O professor Evilásio contesta as reformas e a forma que a aposentadoria tem sido tratada. "Ela não pode estar sob um olhar meramente fiscal, tem que ser vista como um direito social. "Por que eu tenho que ter um orçamento superavitário da previdência? Ela deve dar lucro? Ela tem que ter superávit? Se eu entendo como direito, o Estado tem o dever de garantir. Além disso, historicamente, os trabalhadores participam solidariamente com o financiamento deste direito. O Estado é apenas o intermediário deste fundo que garante este direito. É claro que existem ajustes a serem feitos, mas não é um problema estrutural de finanças públicas, são problemas que não precisam de reforma para serem compreendidos", reflete.

O diretor financeiro da Confederação Brasileira de Aposentados e Pensionistas (COBAP), Nelson Osório, diz que os aposentados estão preocupados com os rumos da previdência social. "O Governo quer tornar todo mundo salário mínimo. E nos porões de certos gabinetes da Câmara e do Senado, há projetos tramitando e sendo base de estudo para que existam dois tipos de salário mínimo, um para o trabalhador na ativa e outro para a aposentadoria e pensões. Aposentado não é para viver", reflete e emenda: "Uma filósofa francesa chamada Simone de Beauvoir dizia que existem certos setores da sociedade com um complô silencioso que procuram perpetuar a ideia de que a velhice deve ser uma fase temida da vida em que você se torna um peso para a família e um peso para sociedade. Isso parece que permeia o nosso Estado, com as ações do governo que acabam matando os aposentados de carência. O Legislativo não legisla em benefício do aposentado e o Judiciário também não está do nosso lado. Isso é a política neoliberal, o Estado não está do nosso lado", reflete Nelson.

Fator previdenciário e gestão quadripartite

Assunto que veio na onda das manifestações de junho, o fim do fator previdenciário passou a ser pauta da presidência da república na ocasião, mas, até agora, não há nenhuma mudança prevista até as eleições, como informou a assessoria do Ministério da Previdência Social à EPSJV/Fiocruz. O fator previdenciário, que foi aprovado em 1999, varia o índice de acordo com a idade do segurado, seu tempo de contribuição, taxa de contribuição e a expectativa de sobrevida da população, calculada pelo Instituto Brasileiro de Geografia e Estatística [IBGE]. Especialistas apontam que, após o fator previdenciário, os trabalhadores passaram a ter de trabalhar sete anos a mais para conseguir o valor que ganharia antes dele.

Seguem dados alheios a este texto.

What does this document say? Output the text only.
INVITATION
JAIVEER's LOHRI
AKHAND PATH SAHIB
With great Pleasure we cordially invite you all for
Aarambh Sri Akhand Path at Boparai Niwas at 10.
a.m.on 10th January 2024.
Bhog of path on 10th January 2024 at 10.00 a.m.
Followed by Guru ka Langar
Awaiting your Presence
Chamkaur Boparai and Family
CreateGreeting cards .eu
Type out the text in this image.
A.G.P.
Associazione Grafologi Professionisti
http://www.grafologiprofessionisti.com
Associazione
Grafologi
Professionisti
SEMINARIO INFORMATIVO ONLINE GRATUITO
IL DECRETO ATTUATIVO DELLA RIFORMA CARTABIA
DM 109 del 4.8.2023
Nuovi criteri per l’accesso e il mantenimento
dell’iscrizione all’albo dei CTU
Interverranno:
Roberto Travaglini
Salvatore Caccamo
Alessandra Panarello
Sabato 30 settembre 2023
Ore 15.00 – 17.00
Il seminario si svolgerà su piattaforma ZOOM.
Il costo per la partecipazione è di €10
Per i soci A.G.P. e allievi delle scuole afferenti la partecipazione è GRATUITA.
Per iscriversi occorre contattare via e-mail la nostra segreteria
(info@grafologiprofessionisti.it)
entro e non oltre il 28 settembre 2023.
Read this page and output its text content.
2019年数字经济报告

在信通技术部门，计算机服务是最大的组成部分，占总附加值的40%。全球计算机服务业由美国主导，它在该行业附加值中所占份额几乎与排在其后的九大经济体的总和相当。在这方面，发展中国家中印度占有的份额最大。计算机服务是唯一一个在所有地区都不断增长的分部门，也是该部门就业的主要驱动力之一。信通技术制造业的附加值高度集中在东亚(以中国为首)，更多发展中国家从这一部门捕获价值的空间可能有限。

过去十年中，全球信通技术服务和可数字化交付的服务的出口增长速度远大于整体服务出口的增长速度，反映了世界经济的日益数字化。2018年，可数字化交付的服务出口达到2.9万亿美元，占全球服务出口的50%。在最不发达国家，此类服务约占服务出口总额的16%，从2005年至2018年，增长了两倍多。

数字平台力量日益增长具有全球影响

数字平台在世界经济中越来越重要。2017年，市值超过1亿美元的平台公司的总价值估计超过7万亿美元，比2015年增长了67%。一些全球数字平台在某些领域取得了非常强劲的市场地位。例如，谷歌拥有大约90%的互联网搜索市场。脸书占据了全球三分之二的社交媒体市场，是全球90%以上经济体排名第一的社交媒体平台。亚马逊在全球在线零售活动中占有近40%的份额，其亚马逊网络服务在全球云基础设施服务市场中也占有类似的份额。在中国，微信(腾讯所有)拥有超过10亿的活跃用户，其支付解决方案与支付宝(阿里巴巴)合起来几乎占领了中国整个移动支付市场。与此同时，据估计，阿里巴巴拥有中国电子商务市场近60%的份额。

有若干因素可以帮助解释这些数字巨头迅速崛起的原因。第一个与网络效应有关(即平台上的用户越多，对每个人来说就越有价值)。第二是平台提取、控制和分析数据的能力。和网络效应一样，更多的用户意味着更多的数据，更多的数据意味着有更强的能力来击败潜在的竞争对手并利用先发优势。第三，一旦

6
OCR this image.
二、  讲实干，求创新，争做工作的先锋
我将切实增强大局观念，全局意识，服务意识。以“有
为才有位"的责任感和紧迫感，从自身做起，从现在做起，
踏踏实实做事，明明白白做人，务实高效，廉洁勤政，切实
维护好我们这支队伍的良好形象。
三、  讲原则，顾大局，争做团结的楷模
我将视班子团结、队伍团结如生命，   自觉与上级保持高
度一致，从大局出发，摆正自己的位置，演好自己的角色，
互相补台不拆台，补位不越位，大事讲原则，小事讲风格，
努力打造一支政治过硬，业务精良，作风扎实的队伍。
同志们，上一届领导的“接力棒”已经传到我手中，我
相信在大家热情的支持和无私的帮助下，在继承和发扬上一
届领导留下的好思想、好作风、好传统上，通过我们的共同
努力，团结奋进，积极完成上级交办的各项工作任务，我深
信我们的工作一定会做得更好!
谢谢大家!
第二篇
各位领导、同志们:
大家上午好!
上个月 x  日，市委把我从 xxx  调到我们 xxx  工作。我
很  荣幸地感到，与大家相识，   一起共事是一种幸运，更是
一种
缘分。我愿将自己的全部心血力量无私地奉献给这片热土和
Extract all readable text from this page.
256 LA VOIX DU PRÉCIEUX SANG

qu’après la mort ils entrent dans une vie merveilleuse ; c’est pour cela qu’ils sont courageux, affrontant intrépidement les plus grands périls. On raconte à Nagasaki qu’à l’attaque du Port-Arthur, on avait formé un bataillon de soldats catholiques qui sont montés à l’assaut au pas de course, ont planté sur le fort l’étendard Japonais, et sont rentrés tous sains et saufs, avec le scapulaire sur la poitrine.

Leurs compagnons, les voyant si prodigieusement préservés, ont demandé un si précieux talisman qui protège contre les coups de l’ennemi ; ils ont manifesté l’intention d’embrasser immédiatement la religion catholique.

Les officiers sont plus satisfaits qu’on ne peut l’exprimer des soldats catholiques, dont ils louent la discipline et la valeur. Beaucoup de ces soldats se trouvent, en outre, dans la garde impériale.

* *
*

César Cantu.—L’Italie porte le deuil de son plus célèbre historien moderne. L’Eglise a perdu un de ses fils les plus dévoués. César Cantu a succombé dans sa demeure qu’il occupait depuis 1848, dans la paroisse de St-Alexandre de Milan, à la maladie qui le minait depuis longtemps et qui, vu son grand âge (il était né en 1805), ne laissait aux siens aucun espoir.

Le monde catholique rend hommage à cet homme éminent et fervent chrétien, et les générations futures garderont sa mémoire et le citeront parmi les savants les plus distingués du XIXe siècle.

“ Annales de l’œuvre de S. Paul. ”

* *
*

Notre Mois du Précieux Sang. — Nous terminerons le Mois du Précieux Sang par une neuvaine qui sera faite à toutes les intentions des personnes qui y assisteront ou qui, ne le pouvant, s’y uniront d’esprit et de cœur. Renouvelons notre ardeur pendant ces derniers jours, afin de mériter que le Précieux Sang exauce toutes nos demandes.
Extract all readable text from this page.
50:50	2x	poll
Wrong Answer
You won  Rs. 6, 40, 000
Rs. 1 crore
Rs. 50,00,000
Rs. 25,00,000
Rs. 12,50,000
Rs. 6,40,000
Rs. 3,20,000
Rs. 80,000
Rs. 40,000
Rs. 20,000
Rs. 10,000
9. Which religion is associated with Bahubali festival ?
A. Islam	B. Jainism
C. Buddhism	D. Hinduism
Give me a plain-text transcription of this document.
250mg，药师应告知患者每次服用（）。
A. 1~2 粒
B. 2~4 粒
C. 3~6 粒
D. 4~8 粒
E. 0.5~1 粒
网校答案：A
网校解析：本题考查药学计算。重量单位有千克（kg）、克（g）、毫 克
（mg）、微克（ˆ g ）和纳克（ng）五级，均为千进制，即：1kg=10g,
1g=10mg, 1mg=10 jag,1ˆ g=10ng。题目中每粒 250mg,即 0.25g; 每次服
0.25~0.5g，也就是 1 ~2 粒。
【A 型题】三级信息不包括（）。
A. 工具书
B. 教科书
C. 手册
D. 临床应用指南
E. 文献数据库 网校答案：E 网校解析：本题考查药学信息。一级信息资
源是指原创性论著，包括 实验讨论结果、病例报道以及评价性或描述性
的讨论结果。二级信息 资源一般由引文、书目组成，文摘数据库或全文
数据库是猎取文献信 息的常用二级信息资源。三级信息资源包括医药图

Para pressionar a derrubada do Fator Previdenciário, as centrais sindicais estão convocando um ato em Brasília em frente ao Banco Central no dia 26 de novembro, momento em que o Conselho de Política Monetária estará reunido para definir a taxa básica de juros.  O senador Paulo Paim (PT/RS), autor do projeto PL 3299/08, que pede o fim do fator previdenciário disse que fará pressão aos presidenciáveis em 2014. "O fator previdenciário, criado no ano de 1998, atinge o trabalhador celetista da ativa, ou seja, aquele que contribui para o INSS. Essa fórmula retira, no ato da aposentadoria, 50% do salário da mulher e 45% do salário do homem. Uma crueldade, maldade, uma afronta a quem trabalhou e ajudou no desenvolvimento do nosso país. Outra coisa: é inadmissível que no Executivo, no Legislativo e no Judiciário, em que o teto é de R$ 30 mil, a aposentadoria é integral e não exista fator previdenciário. E por que no Regime Geral da Previdência Social, em que o teto é de R$ 4.159,00, o fator previdenciário é aplicado? Não há explicação" explicou o Senador em audiência realizada no dia 30 de outubro de 2013 no Senado. O PL proposto por Paim prevê a alteração do artigo 29 da lei que regula o Regime Geral da Previdência Social (lei 8.213/91), modificando a forma de cálculo da renda mensal inicial dos benefícios. 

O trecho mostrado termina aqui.